AFAIK, there is a huge influx of bills introduced right before most recesses
(or other related times), most offered with no intention of going anywhere,
and they don't even follow up on them.

They are done so the congressperson who introduced it can go back home and
tell folks "that's why I just introduced a bill in congress to do X".

It sounds impressive, but it's completely meaningless.

I'm not suggesting this is what is happening here, but i'm just pointing out
that corruption is not always related to "good" bills failing.
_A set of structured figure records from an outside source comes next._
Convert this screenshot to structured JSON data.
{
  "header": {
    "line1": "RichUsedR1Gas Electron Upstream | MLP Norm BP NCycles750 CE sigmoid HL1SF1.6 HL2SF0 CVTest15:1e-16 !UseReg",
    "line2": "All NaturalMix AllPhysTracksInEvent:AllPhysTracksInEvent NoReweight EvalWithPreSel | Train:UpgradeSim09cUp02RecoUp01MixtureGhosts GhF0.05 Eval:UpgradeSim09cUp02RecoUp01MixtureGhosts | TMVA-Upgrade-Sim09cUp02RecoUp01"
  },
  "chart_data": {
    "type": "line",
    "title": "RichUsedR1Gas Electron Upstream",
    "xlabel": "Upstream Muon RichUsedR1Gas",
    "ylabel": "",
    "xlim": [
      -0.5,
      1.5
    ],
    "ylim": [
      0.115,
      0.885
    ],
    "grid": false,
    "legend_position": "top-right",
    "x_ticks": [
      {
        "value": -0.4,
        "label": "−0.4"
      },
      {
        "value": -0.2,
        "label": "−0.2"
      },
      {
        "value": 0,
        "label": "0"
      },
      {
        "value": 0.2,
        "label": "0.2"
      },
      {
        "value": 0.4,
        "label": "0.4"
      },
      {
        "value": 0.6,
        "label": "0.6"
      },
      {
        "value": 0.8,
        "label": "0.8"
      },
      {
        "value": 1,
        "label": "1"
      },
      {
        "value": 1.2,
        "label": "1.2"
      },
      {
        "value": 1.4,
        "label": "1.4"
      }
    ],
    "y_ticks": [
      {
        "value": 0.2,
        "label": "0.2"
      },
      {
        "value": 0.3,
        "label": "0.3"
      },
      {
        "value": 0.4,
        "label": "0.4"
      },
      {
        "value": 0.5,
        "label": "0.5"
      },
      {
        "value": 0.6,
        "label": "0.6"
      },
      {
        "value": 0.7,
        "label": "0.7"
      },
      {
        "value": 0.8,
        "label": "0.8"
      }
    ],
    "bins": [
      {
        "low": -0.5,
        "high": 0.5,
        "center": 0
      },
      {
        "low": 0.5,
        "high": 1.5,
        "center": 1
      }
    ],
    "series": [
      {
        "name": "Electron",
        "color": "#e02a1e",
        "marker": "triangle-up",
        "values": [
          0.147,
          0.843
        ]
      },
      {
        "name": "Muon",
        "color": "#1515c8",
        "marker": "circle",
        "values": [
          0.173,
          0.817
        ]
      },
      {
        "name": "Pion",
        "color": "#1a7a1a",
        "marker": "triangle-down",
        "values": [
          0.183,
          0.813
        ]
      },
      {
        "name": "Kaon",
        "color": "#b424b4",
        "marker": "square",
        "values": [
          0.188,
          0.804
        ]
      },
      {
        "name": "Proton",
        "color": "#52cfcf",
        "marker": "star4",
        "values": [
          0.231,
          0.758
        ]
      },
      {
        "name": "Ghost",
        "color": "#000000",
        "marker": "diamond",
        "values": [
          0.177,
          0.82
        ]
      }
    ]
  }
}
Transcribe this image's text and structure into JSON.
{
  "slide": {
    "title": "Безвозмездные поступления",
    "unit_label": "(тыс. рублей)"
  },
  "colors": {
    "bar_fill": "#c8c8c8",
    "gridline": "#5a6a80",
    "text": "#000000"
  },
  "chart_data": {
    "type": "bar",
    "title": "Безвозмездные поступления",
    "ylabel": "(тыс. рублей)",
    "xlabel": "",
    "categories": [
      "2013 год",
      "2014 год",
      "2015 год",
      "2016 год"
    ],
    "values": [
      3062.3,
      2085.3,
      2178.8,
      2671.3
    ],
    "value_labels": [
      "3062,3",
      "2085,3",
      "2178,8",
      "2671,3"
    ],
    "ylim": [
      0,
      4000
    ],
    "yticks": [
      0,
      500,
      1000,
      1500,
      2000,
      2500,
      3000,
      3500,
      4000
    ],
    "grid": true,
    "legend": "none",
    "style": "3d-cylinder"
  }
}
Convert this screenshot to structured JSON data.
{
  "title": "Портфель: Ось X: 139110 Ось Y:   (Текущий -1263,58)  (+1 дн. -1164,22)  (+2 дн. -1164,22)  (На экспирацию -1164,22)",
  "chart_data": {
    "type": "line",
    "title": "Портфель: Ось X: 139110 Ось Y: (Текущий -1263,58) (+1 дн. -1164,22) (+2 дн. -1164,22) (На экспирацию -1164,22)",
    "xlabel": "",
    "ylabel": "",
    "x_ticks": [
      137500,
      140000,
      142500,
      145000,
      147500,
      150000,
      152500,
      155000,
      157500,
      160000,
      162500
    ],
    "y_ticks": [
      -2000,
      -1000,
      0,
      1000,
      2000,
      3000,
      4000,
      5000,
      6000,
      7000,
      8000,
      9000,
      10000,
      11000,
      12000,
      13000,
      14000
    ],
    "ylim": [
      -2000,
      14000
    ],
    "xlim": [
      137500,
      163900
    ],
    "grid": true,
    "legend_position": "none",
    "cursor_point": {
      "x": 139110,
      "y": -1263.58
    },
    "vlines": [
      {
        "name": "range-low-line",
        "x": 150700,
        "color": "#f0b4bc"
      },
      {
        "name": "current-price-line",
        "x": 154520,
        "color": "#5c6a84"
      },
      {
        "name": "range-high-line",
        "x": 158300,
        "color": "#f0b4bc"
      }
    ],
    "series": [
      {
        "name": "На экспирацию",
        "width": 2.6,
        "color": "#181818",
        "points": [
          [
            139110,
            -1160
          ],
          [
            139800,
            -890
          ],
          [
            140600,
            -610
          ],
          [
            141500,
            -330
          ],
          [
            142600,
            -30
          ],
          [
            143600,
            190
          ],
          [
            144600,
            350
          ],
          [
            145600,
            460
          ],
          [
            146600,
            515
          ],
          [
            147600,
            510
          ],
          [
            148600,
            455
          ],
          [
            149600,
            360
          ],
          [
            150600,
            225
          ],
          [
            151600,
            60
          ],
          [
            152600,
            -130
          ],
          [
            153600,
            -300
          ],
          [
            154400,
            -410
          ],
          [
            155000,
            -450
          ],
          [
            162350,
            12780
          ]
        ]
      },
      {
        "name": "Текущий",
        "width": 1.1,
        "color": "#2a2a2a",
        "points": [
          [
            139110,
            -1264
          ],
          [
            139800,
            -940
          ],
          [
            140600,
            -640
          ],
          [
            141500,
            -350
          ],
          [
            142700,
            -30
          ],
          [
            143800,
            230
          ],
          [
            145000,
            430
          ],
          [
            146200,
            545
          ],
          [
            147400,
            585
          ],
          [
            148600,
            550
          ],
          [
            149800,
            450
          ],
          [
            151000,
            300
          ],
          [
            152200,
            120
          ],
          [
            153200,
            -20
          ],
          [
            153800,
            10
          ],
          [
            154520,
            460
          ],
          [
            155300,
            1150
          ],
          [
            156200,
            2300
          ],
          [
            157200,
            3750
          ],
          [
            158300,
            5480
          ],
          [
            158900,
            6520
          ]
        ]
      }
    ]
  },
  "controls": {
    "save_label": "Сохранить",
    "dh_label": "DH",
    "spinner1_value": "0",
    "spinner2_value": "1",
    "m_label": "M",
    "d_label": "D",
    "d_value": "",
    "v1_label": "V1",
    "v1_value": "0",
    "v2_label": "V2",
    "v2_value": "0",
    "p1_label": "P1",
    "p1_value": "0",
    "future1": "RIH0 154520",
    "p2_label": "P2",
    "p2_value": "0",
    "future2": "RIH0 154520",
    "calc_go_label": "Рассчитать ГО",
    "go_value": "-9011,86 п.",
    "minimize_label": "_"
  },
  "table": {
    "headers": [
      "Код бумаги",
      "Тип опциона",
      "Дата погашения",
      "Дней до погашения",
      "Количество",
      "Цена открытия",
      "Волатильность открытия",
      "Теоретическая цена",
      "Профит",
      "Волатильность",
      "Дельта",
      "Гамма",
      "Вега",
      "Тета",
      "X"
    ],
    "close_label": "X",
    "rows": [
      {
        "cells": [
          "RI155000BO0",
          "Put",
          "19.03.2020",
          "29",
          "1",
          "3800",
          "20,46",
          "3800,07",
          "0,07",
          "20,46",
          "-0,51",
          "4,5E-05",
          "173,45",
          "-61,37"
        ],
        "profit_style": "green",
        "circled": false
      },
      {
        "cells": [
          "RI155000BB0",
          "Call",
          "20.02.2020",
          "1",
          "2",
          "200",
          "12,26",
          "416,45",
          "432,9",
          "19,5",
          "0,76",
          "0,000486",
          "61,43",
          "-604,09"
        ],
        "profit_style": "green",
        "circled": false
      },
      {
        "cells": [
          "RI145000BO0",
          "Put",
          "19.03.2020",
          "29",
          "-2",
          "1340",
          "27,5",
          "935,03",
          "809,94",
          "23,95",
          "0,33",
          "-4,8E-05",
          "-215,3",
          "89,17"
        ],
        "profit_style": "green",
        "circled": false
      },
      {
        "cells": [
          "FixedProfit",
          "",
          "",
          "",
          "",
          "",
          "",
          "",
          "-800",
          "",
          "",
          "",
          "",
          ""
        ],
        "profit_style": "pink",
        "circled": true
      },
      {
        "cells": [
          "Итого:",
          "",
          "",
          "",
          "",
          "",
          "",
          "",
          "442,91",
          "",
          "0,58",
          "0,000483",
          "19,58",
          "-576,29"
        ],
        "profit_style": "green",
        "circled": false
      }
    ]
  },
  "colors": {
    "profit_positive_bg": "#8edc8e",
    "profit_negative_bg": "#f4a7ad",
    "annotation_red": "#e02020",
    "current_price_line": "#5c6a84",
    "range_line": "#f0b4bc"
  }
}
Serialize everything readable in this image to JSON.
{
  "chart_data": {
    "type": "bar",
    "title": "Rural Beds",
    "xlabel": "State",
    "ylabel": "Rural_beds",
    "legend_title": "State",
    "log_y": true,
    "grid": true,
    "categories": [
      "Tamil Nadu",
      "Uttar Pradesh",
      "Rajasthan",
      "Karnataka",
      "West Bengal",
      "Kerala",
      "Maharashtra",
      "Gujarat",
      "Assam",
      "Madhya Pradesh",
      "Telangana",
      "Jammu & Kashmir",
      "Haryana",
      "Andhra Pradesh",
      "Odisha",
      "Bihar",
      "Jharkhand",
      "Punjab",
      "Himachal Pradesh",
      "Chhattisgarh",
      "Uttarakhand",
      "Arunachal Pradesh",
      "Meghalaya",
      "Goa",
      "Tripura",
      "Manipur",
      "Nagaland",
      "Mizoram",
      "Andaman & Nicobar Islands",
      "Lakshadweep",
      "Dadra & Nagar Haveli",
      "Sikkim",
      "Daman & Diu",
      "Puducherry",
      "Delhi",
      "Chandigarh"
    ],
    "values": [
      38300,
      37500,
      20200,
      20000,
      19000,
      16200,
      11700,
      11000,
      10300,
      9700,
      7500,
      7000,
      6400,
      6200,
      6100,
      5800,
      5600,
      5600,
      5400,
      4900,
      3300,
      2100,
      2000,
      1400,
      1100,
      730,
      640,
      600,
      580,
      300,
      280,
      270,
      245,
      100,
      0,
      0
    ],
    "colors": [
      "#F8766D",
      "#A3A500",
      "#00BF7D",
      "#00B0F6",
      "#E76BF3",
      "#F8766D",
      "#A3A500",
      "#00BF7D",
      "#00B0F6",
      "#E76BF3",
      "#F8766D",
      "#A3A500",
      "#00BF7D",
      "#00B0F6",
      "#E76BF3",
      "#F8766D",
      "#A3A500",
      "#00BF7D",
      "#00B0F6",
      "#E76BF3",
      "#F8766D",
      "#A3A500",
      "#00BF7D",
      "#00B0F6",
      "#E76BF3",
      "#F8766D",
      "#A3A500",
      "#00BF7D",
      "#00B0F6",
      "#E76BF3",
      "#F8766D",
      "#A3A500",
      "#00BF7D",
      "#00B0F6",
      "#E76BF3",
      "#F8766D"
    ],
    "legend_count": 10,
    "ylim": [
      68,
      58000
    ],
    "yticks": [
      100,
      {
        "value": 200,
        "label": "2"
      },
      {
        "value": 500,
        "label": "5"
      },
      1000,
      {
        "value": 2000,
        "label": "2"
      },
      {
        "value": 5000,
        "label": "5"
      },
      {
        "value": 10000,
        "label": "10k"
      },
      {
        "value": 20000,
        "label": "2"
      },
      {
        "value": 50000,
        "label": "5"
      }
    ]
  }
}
It may be have
been introduced just to start a discussion, and make clear how much support
there is, to test the waters of the committees, or a million other non-
lobbyist reasons that would mean it will never go anywhere.

------
GhotiFish
While you're contacting your local representatives, don't forget to mention
what happened to the people[1] and organizations[2] that dared to support
SOPA, because the inverse just might happen here.

[1]:[https://en.wikipedia.org/wiki/List_of_US_Congresspersons_who...](https://en.wikipedia.org/wiki/List_of_US_Congresspersons_who_support_or_oppose_SOPA/PIPA)

[2]:[https://en.wikipedia.org/wiki/List_of_organizations_with_off...](https://en.wikipedia.org/wiki/List_of_organizations_with_official_stances_on_the_SOPA_and_PIPA)